Publié le 14/09/2013 à 00:00

Par Diane Bérard

François Carbone, président Financement Participatif France

L'Ontario et le Québec envisagent d'assouplir les règles du financement participatif (crowdfunding), selon lequel plusieurs particuliers investissent de petites sommes dans un projet. La France, elle, plonge. Les plateformes qui offrent ce financement deviendront de véritables «banques à start-ups». François Carbone, président de Financement Participatif France, raconte l'histoire du lobby qui a influencé cette décision.

Diane Bérard - Le gouvernement Hollande assouplit les règles qui encadrent le financement participatif. Une belle victoire pour votre industrie...

FranÇois Carbone - Nos demandes sont arrivées au bon moment, et nous avons su obtenir les appuis nécessaires.

D.B. - Comment y êtes-vous arrivé ?

F.B. - Notre offensive a porté sur trois fronts : le réglementaire, le politique et le communautaire. Pour nous faire entendre des autorités réglementaires, nous sommes passés par le MEDEF [l'équivalent français du Conseil du patronat]. Pourquoi ? Parce qu'ils sont ouverts au financement des entreprises et très influents. Grâce à eux, nous avons rencontré l'Autorité des marchés financiers et l'Autorité de contrôle prudentiel et de résolution. Pour le politique, nous avons misé sur notre participation aux Assises de l'entrepreneuriat, qui ont eu lieu de février à avril 2013. Les acteurs du financement y ont tous présenté leurs requêtes pour faciliter le développement de l'entrepreneuriat français. Nous avions l'oreille de Fleur Pellerin, la ministre déléguée chargée des PME, de l'Innovation et l'Économie numérique. Le financement participatif l'intéresse. Du coup, elle a veillé à ce que nos requêtes montent jusqu'à François Hollande. À la clôture des Assises, il a annoncé son intention d'assouplir les règles du financement participatif. Mais sans la collaboration de l'écosystème, une nouvelle réglementation et des appuis politiques auraient été vains. En marge de notre lobby officiel, nous avons donc rencontré des acteurs locaux - entrepreneurs et autres - pour créer une conjoncture favorable. L'offensive était complète.

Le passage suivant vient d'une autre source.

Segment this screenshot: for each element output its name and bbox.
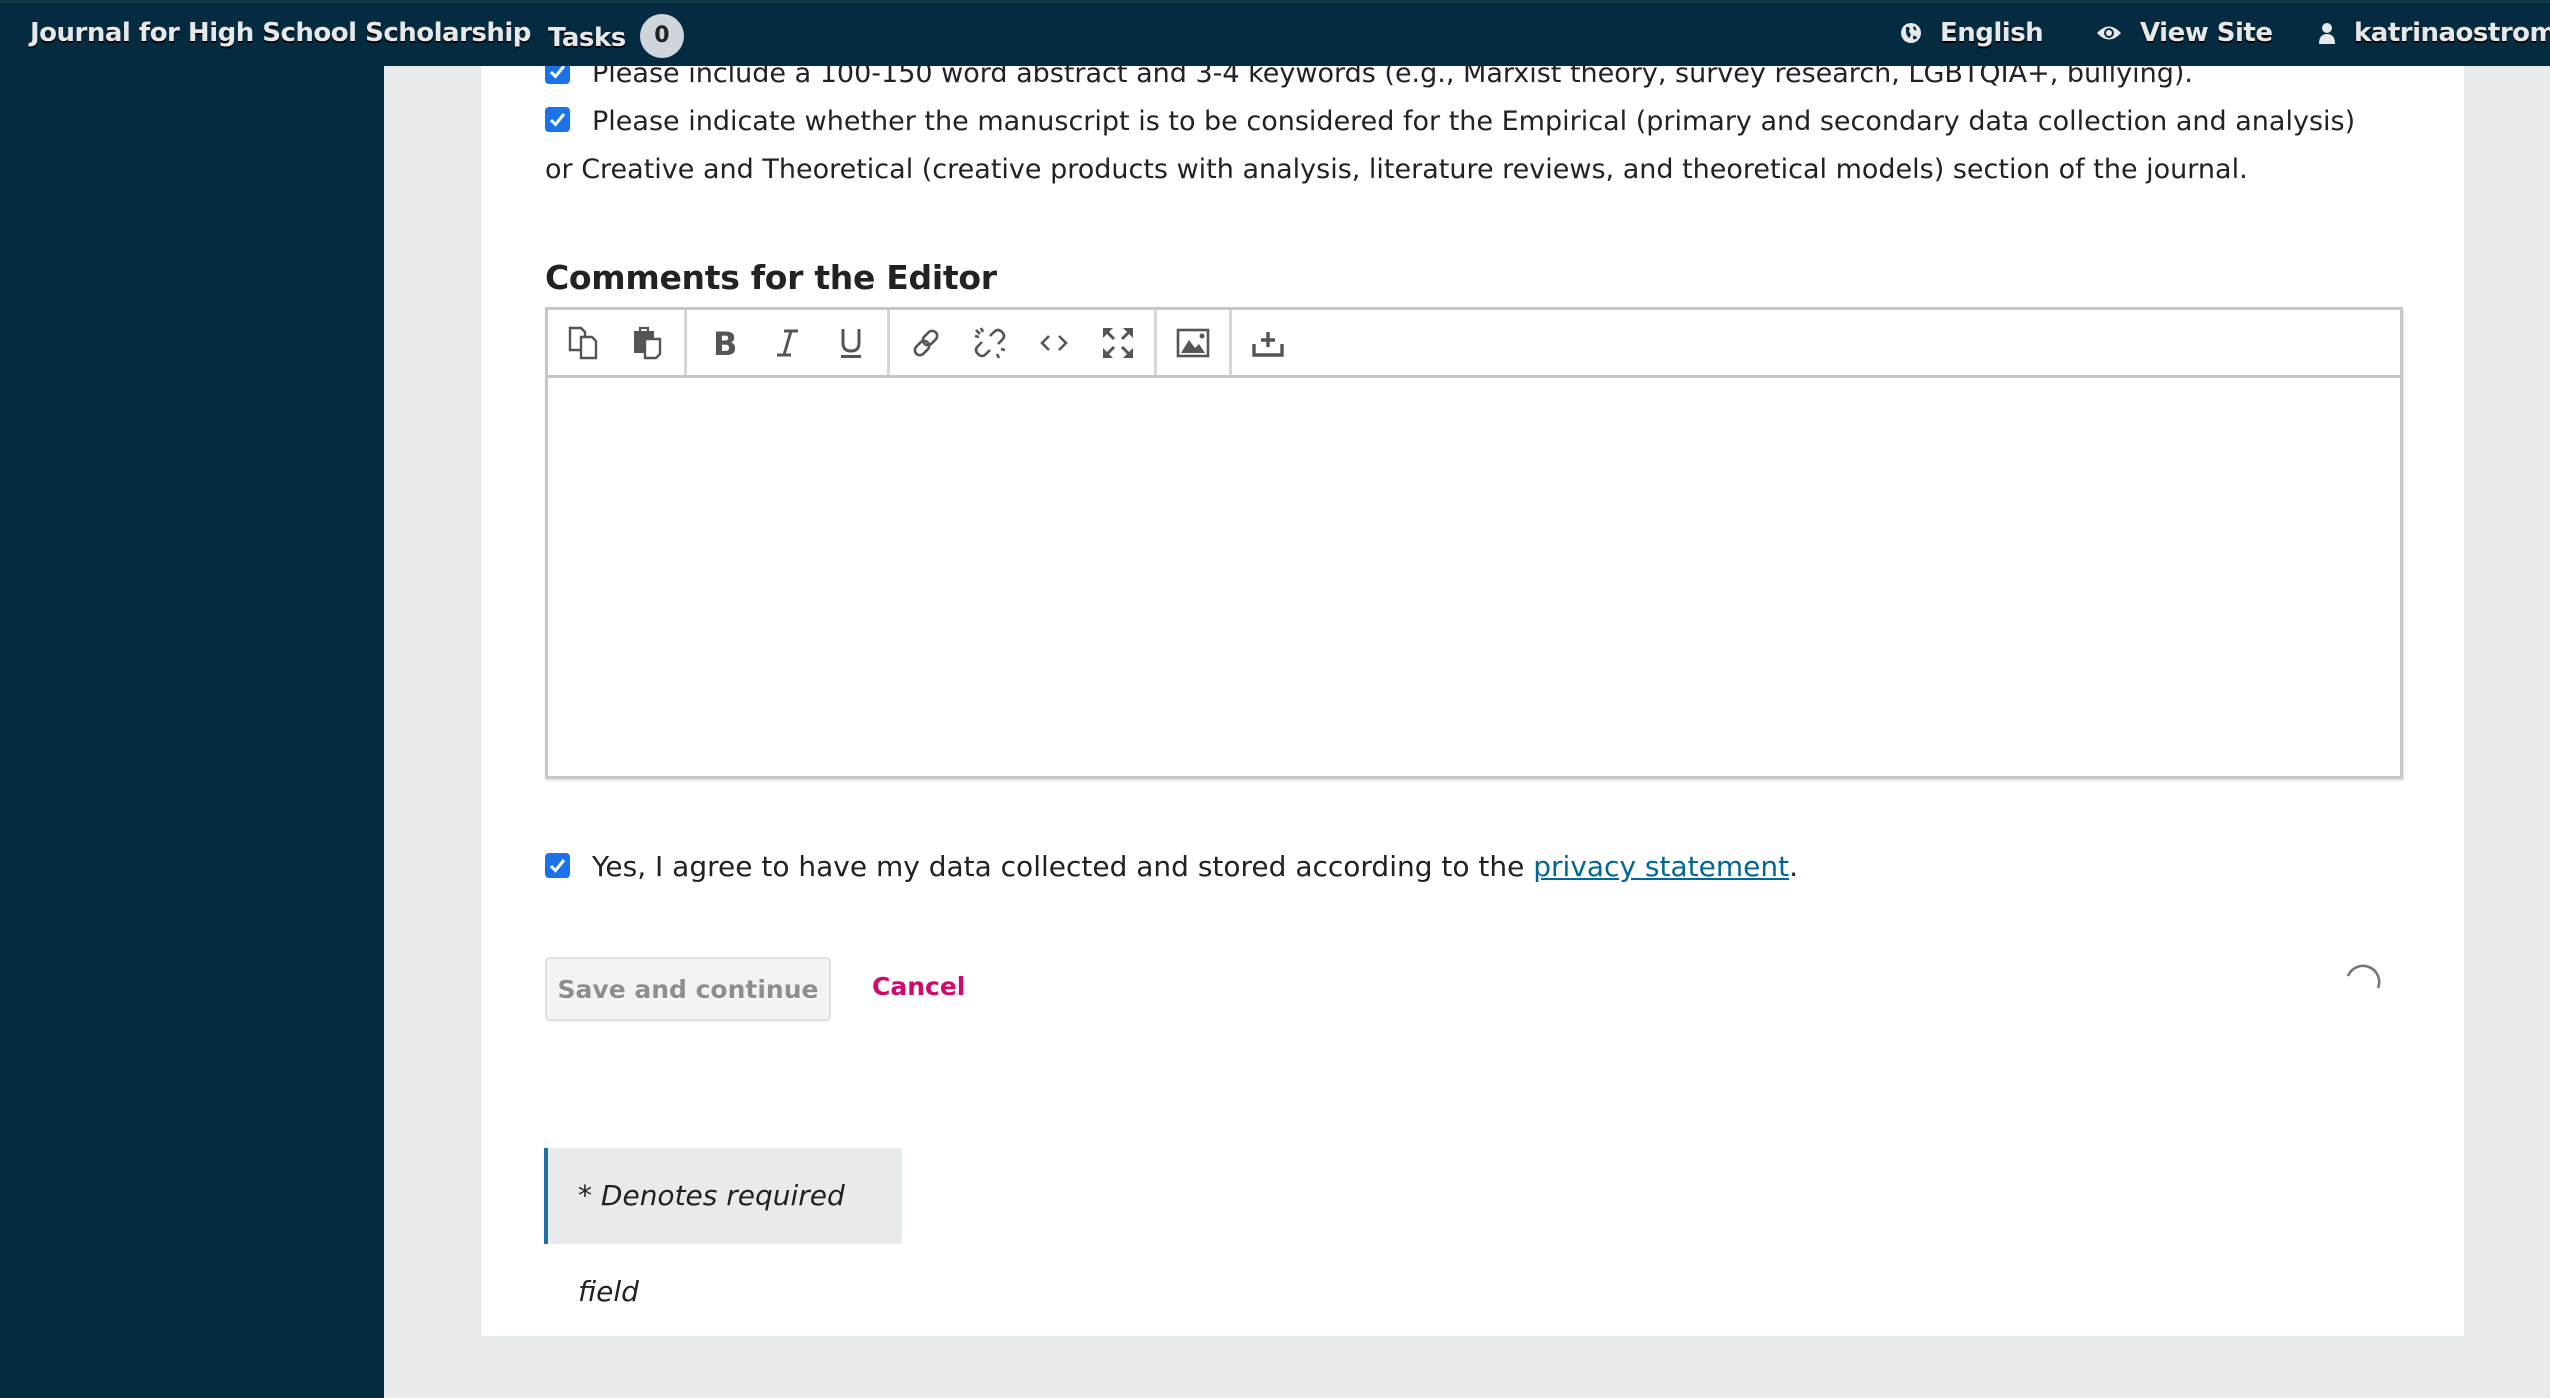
unlink-button[interactable] <box>958 312 1022 374</box>
privacy-consent-text: Yes, I agree to have my data collected a… <box>592 850 1534 883</box>
toolbar-group-clipboard <box>548 310 687 375</box>
fullscreen-icon <box>1103 327 1133 358</box>
underline-button[interactable] <box>819 312 883 374</box>
checkmark-icon <box>549 113 566 127</box>
toolbar-group-formatting: B <box>687 310 890 375</box>
site-title-link[interactable]: Journal for High School Scholarship <box>30 18 531 48</box>
eye-icon <box>2097 26 2121 40</box>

D.B. - En avril 2012, le gouvernement américain a voté lui aussi un assouplissement des règles du financement participatif (JOBS Act). Mais aucun cadre réglementaire n'a été fixé depuis. Cela vous inquiète-t-il pour la France ?

F.B. - Non. Tout au long de notre offensive, nous n'avons affronté aucun contre-lobby. Wall Street a plus de poids aux États-Unis que le secteur financier en France. Mais il faut aussi comprendre qu'aux États-Unis, les tendances émergent plus vite et plus fortement que partout ailleurs. Si le financement participatif décolle aux États-Unis, ce sera un raz-de-marée. Cela explique l'inertie qui a suivi l'annonce américaine d'avril 2012. Certains acteurs ayant à perdre de cet assouplissement doivent travailler en coulisse pour bloquer le projet.

D.B. - Quelle forme prendront les assouplissements français ?

F.B. - Le financement participatif peut prendre trois formes : le don, le prêt et la participation au capital. La plupart des assouplissements permettront aux plateformes de financement participatif de recueillir elles-mêmes le paiement, sans être une banque ou passer par l'une d'elles. Des seuils maximaux d'investissement sont prévus par individu, par année et par société.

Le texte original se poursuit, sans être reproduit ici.